In the April show, Woulard raised his hand to be an audience volunteer after seeing that no one else was interested. It was his fourth performance on the show, his first as an audience member.

Woulard is the lead singer in a band, Attack the Sound, and recently completed the Chicago Fire Academy and is a firefighter stationed in Mount Greenwood, he said.

The story he shared in April was for the most part the story he shared with Gorman the night he met him, about his karaoke road trip tour and about how karaoke has become his coping mechanism after he served 12 years in the military and was deployed twice.

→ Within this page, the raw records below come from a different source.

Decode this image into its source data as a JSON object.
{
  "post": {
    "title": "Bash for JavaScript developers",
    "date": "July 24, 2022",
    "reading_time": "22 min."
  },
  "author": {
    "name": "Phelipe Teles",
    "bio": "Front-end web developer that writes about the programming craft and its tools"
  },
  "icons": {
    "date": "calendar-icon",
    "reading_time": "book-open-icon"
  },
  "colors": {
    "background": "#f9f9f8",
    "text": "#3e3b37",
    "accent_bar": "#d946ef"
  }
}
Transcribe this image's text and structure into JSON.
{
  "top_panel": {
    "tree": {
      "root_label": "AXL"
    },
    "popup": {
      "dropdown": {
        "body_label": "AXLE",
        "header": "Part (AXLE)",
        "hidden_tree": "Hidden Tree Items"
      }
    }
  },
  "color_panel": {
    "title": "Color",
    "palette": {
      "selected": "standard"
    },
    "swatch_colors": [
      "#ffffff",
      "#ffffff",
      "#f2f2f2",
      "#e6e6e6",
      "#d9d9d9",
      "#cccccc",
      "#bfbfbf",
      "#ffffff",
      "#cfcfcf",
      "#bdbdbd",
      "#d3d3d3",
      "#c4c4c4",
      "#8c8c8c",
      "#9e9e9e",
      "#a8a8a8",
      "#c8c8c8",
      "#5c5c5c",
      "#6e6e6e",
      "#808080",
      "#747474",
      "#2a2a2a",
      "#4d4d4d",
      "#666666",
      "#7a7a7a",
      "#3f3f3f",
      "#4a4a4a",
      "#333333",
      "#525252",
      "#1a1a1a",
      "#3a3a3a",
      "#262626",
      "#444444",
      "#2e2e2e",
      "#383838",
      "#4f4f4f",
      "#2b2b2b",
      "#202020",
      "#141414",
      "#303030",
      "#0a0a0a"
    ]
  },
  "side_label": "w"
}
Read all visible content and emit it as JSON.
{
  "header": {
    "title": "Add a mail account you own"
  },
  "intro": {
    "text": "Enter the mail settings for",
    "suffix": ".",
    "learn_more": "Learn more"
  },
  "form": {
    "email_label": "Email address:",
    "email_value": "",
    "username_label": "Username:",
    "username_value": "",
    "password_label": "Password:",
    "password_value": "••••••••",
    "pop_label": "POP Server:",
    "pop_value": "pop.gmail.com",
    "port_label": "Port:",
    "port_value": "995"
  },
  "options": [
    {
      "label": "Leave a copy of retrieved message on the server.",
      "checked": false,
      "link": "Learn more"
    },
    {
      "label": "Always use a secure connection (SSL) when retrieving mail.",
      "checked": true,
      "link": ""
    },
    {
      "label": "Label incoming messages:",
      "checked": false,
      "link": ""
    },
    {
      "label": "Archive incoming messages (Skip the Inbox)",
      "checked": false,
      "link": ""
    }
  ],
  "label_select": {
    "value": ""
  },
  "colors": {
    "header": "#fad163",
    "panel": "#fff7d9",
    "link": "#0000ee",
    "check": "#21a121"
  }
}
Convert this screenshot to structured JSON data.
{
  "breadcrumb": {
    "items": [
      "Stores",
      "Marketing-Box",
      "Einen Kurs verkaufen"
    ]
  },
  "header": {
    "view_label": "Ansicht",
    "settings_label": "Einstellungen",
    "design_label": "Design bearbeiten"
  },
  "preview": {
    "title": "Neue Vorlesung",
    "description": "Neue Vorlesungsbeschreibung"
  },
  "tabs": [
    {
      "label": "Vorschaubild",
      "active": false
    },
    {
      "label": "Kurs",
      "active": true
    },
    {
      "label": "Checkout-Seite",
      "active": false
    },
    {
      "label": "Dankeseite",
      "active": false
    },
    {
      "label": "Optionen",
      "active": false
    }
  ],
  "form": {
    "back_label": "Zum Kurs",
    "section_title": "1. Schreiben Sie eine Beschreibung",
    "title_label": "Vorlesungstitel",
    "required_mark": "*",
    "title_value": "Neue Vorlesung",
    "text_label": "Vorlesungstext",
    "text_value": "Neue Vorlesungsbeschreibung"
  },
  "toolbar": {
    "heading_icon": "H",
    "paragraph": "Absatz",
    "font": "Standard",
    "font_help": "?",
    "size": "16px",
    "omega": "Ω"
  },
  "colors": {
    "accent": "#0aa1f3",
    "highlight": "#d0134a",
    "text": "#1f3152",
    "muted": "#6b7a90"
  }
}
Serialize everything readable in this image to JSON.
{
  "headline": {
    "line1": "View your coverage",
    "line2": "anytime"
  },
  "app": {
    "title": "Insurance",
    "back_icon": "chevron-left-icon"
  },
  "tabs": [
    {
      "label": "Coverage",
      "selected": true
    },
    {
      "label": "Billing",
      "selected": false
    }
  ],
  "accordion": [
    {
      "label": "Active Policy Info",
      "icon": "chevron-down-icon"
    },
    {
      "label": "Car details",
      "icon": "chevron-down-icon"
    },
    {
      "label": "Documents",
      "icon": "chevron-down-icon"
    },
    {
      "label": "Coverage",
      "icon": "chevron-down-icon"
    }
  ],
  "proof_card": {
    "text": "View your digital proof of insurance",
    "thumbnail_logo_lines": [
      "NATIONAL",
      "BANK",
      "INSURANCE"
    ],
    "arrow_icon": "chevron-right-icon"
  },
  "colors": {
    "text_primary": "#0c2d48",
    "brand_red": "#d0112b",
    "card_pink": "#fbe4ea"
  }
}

Over the years, Woulard and Gorman have become good friends, and Woulard has advised Gorman on the film and show along the way. When Woulard saw Gorman burned out and struggling to fill seats for the show, he told him to scale back its frequency.

Karaoke Storytellers is now held every couple of months with seven performers total, including Franny Giroux, a lineup of five people including a headliner and an audience participant, who is often watching the show for the first time.

Gorman said he always makes sure there’s diversity in his lineup, people with different perspectives that will add to the quality of the show.

Gorman hopes the show helps people gain a better understanding of other people. In his many years of performing, he said he’s learned to appreciate the silence.

“That absolute silence that you hear during a performance, specifically, the storytelling side of it. That’s the sound of the audience leaning in,” Gorman said. “And that’s the thing that just sends full body chills when a performer is up there and just really bearing a part of their soul. Looking at the audience and just seeing every person in that room with them. That’s, I think, one of the most powerful things that I’ve witnessed over the course of the show’s history.”